Le cheval de Séléné : du plâtre à l'impression 3D
Lors de votre visite de l'exposition Gypsothèque, vous pourrez découvrir un moulage à l'apparence un peu particulière, pourtant fidèle traits pour traits au plâtre qui lui fait face. Deux modèles du Cheval de Séléné, identiques mais bien différents.
L'exposition Gypsothèque, qui se tient à TALM-Le Mans du 3 au 21 mars 2026, propose aux visiteurs de se plonger dans les réserves de sculptures en plâtre, autant d'outils et de supports de transmissions académiques qui dialoguent autrement avec nous, aujourd'hui.
Au milieu de ces sculptures de tailles, de styles et de formes différentes, un modèle se distingue : Le cheval de Séléné, ayant pris forme... dans l'atelier robotique.
Shooting photo
À TALM-Le Mans, cet espace est géré par Raphaël Lherbier, technicien fabrication digitale. Tout au long de l'année, il accompagne et conseille les élèves en DNSEP Design computationnel mais aussi tous·tes celles et ceux dont le projet nécessite entre autres l'usage des imprimantes 3D, de la découpeuse laser et du robot industriel 6 axes.
Il nous a ouvert les portes de son atelier. Sur la table : des blocs translucides, de la colle et en bruit de fond, les imprimantes 3D qui s'activent. Il semble jouer avec un puzzle géant, à assembler.
Pour y parvenir, il y a eu plusieurs étapes :
"Pour reproduire le plâtre du Cheval de Séléné à l'échelle 1, j'ai effectué un scan 3D du modèle original, issu de nos réserves. C'est la technique de la photogrammétrie. Concrètement, j'ai pris des photos à 360° de la pièce avec un appareil. Il a créé des points dans l'espace. Reliés entre eux, ils ont formé un volume".
Et ce volume est ici composé de 3 millions de facettes, ce qui représente une demi-journée de calcul pour un ordinateur. Ce niveau de détail permet ainsi d'obtenir une reproduction extrêmement fidèle.
Mais il y a une difficulté : les imprimantes 3D de Raphaël peuvent produire des volumes d'au maximum 20 cm³ pour un plâtre haut de 80 cm. Il a ainsi dû le transformer en puzzle, à réassembler ensuite, via le logiciel Blender®.
Du plâtre à l'acide polylactique
En observant les imprimantes 3D, la magie opère. Chacune s'affaire à sa tâche en déposant par couche successive des filaments de PLA (acide polylactique), un bioplastique issu de l'amidon de maïs :
"Nous avons choisi un PLA neutre, sans pigment, donc biodégradable et plus écologique. Il est fabriqué en France, c'est important pour nous de connaître aussi la provenance des matériaux".

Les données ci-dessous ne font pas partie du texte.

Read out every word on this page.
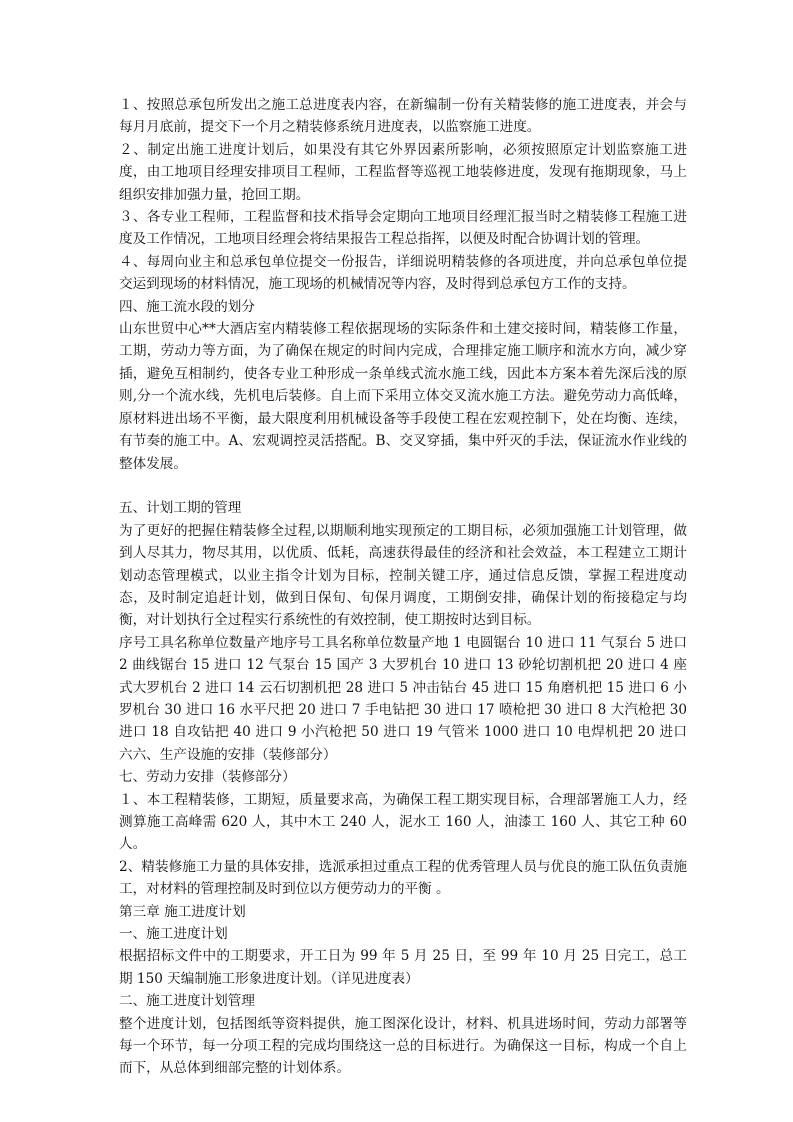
１、按照总承包所发出之施工总进度表内容，在新编制一份有关精装修的施工进度表，并会与每月月底前，提交下一个月之精装修系统月进度表，以监察施工进度。

２、制定出施工进度计划后，如果没有其它外界因素所影响，必须按照原定计划监察施工进度，由工地项目经理安排项目工程师，工程监督等巡视工地装修进度，发现有拖期现象，马上组织安排加强力量，抢回工期。

３、各专业工程师，工程监督和技术指导会定期向工地项目经理汇报当时之精装修工程施工进度及工作情况，工地项目经理会将结果报告工程总指挥，以便及时配合协调计划的管理。

４、每周向业主和总承包单位提交一份报告，详细说明精装修的各项进度，并向总承包单位提交运到现场的材料情况，施工现场的机械情况等内容，及时得到总承包方工作的支持。

四、施工流水段的划分

山东世贸中心**大酒店室内精装修工程依据现场的实际条件和土建交接时间，精装修工作量，工期，劳动力等方面，为了确保在规定的时间内完成，合理排定施工顺序和流水方向，减少穿插，避免互相制约，使各专业工种形成一条单线式流水施工线，因此本方案本着先深后浅的原则,分一个流水线，先机电后装修。自上而下采用立体交叉流水施工方法。避免劳动力高低峰，原材料进出场不平衡，最大限度利用机械设备等手段使工程在宏观控制下，处在均衡、连续，有节奏的施工中。A、宏观调控灵活搭配。B、交叉穿插，集中歼灭的手法，保证流水作业线的整体发展。

五、计划工期的管理

为了更好的把握住精装修全过程,以期顺利地实现预定的工期目标，必须加强施工计划管理，做到人尽其力，物尽其用，以优质、低耗，高速获得最佳的经济和社会效益，本工程建立工期计划动态管理模式，以业主指令计划为目标，控制关键工序，通过信息反馈，掌握工程进度动态，及时制定追赶计划，做到日保旬、旬保月调度，工期倒安排，确保计划的衔接稳定与均衡，对计划执行全过程实行系统性的有效控制，使工期按时达到目标。

序号工具名称单位数量产地序号工具名称单位数量产地 1 电圆锯台 10 进口 11 气泵台 5 进口 2 曲线锯台 15 进口 12 气泵台 15 国产 3 大罗机台 10 进口 13 砂轮切割机把 20 进口 4 座式大罗机台 2 进口 14 云石切割机把 28 进口 5 冲击钻台 45 进口 15 角磨机把 15 进口 6 小罗机台 30 进口 16 水平尺把 20 进口 7 手电钻把 30 进口 17 喷枪把 30 进口 8 大汽枪把 30 进口 18 自攻钻把 40 进口 9 小汽枪把 50 进口 19 气管米 1000 进口 10 电焊机把 20 进口六六、生产设施的安排（装修部分）

七、劳动力安排（装修部分）

１、本工程精装修，工期短，质量要求高，为确保工程工期实现目标，合理部署施工人力，经测算施工高峰需 620 人，其中木工 240 人，泥水工 160 人，油漆工 160 人、其它工种 60 人。

2、精装修施工力量的具体安排，选派承担过重点工程的优秀管理人员与优良的施工队伍负责施工，对材料的管理控制及时到位以方便劳动力的平衡 。

第三章 施工进度计划

一、施工进度计划

根据招标文件中的工期要求，开工日为 99 年 5 月 25 日，至 99 年 10 月 25 日完工，总工期 150 天编制施工形象进度计划。（详见进度表）

二、施工进度计划管理

整个进度计划，包括图纸等资料提供，施工图深化设计，材料、机具进场时间，劳动力部署等每一个环节，每一分项工程的完成均围绕这一总的目标进行。为确保这一目标，构成一个自上而下，从总体到细部完整的计划体系。
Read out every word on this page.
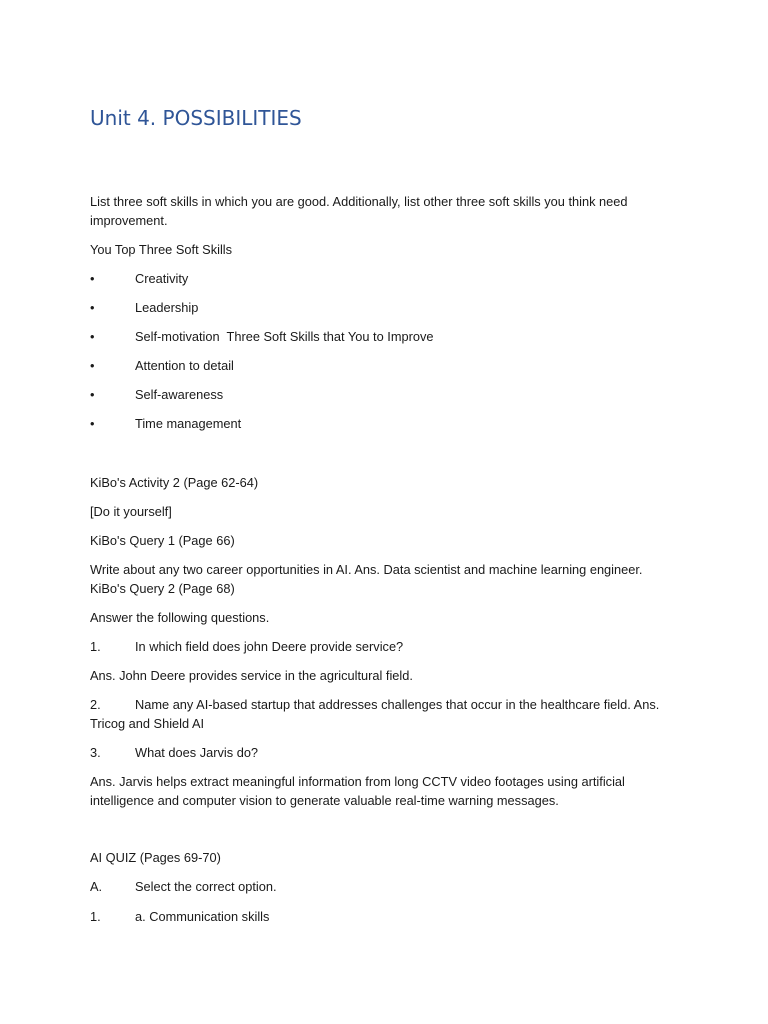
Unit 4. POSSIBILITIES

List three soft skills in which you are good. Additionally, list other three soft skills you think need improvement.

You Top Three Soft Skills

•	Creativity
•	Leadership
•	Self-motivation  Three Soft Skills that You to Improve
•	Attention to detail
•	Self-awareness
•	Time management

KiBo's Activity 2 (Page 62-64)

[Do it yourself]

KiBo's Query 1 (Page 66)

Write about any two career opportunities in AI. Ans. Data scientist and machine learning engineer.

KiBo's Query 2 (Page 68)

Answer the following questions.

1.	In which field does john Deere provide service?

Ans. John Deere provides service in the agricultural field.

2.	Name any AI-based startup that addresses challenges that occur in the healthcare field. Ans.
Tricog and Shield AI
3.	What does Jarvis do?

Ans. Jarvis helps extract meaningful information from long CCTV video footages using artificial intelligence and computer vision to generate valuable real-time warning messages.

AI QUIZ (Pages 69-70)

A.	Select the correct option.
1.	a. Communication skills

Progressivement, les blocs prennent forme. Il y en a plus d'une vingtaine et chacun a nécessité 24 heures d'impression.
Une technologie valorisée à TALM-Le Mans
Pour Raphaël, cette reproduction n'est pas une première. Dans l'atelier robotique, des élèves des différentes formations se croisent, qu'ils soient en art ou en design, pour utiliser le scanner et les imprimantes 3D. Cette technologie permet de préserver un travail : par exemple, si une réalisation en terre se détériore à la cuisson, il en reste une trace. Mais elle présente un autre intérêt :
Dans le cadre de notre exposition, les plâtres sont souvent très lourds, difficilement manipulables et ils ont une valeur patrimoniale et parfois matérielle importante. S'ils sont scannés, il devient possible de les observer librement sans avoir à les déplacer et risquer de les détériorer.
Rendez-vous à l'exposition Gypsothèque pour découvrir le Cheval de Séléné reproduit par Raphaël.